暴力問題などで昨年10月に引退した、大相撲の元十両貴ノ富士のスダリオ剛(23)が、総合格闘技デビュー戦を白星で飾った。

全日本、ゼロワンで活躍してきたプロレスラーのディラン・ジェイムス(29=ニュージーランド)と120キロ契約3分3回で対戦。

スダリオは、ゴングから一気に距離を詰めると、積極的にパンチ、ローキックを放った。グラウンドに持ち込むと、膝蹴りをジェイムスの頭部に浴びせ、ペースをにぎった。同回終了時にドクターストップによるTKOで勝利をつかんだ。

スダリオはリング上で「MMAデビュー戦で緊張したが、練習でやってきたことが出せてよかった」とコメント。

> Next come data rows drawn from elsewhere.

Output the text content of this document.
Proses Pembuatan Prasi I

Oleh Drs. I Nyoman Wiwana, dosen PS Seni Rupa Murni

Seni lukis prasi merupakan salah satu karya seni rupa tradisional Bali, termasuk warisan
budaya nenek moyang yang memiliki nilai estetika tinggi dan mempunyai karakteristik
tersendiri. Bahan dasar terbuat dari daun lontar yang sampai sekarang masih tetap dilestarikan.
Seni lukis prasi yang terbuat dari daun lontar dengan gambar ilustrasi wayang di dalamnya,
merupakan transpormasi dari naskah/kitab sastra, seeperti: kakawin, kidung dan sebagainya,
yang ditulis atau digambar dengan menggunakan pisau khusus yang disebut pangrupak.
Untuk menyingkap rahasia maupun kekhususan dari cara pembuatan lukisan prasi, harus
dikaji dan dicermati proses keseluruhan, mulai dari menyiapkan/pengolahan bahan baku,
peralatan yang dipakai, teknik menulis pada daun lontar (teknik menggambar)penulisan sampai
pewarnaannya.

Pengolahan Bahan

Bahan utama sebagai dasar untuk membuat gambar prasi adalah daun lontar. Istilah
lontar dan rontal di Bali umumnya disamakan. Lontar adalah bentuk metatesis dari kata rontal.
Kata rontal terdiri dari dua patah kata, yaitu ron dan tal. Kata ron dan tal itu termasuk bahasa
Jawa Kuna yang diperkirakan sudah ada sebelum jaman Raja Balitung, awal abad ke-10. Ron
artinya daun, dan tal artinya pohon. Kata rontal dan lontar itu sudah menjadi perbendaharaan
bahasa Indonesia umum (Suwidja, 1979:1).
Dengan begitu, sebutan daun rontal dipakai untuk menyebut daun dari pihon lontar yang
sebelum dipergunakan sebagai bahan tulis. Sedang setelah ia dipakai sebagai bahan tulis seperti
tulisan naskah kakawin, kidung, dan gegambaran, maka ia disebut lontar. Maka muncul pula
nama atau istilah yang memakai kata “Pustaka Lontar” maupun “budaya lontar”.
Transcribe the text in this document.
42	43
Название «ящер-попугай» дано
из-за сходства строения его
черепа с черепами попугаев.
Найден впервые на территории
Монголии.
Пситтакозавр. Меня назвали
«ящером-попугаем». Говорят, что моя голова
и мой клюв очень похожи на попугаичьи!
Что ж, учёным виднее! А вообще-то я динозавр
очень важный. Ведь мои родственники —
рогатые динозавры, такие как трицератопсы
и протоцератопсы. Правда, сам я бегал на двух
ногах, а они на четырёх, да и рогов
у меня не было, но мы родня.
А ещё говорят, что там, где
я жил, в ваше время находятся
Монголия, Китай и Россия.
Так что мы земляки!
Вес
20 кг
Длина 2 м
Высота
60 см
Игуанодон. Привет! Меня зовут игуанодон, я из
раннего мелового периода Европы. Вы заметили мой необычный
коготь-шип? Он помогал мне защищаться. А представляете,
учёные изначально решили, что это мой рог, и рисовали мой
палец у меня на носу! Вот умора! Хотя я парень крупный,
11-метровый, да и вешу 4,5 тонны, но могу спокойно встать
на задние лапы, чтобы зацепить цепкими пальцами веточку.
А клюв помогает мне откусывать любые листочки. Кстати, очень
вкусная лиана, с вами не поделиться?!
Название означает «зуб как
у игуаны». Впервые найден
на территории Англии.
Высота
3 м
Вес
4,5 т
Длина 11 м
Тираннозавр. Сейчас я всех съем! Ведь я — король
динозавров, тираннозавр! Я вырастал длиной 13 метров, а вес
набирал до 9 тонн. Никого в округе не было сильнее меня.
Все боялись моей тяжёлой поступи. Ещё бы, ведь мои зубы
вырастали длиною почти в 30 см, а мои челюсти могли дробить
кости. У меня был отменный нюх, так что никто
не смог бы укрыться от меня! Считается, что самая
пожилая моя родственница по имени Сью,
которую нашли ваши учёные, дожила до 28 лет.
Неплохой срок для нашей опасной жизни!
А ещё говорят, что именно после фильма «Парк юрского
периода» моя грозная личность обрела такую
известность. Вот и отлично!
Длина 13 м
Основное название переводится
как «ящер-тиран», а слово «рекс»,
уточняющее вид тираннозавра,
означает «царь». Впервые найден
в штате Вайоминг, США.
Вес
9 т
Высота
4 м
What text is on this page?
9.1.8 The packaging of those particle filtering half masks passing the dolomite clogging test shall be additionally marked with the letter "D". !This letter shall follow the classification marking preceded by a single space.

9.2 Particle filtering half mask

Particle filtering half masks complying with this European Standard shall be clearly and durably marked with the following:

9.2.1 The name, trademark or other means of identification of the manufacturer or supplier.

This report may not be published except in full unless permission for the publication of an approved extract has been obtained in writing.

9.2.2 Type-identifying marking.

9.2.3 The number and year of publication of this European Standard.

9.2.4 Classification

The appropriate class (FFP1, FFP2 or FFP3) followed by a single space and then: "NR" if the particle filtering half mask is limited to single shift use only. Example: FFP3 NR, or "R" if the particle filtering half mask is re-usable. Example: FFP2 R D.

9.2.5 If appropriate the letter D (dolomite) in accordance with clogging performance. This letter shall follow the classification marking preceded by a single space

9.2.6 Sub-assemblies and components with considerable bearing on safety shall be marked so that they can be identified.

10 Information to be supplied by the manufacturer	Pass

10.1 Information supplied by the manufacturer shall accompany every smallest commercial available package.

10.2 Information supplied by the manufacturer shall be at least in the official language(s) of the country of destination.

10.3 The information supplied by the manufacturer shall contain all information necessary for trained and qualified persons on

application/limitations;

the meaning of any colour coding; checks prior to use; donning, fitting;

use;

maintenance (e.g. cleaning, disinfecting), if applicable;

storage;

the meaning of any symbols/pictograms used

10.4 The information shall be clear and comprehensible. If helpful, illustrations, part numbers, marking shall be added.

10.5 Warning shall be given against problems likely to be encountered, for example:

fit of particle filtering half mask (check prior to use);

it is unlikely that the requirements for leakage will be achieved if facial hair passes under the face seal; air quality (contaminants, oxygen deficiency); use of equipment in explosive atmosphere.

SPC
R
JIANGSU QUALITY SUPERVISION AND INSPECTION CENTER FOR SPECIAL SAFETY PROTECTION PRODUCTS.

「つらいときを支えてくれた妻、悲しませたお母さん」などへの感謝を丁寧に述べた。

今後については「少しずつ、ヘビー級にスポットライトが戻るように、僕が頑張りますので、よろしくお願いします」とファンにアピールした。

スダリオは、父が日本人、母がフィリピン人の双子として生まれ、幼少期からサッカー、空手、バスケットボールなど、さまざまなスポーツを経験。13年に弟の貴源治とともに貴乃花部屋に入門すると、18年3月場所で十両昇進を決め、史上初の双子関取として注目を集めた。

抜群の運動神経が魅力で、将来を期待する角界関係者も多かったが、昨年9月に付け人への2度目の暴力行為が発覚し、引退。その後、総合格闘技への転向を発表し、元格闘家のエンセン井上のもとで約50キロ肉体を絞り、腕を磨いてきた。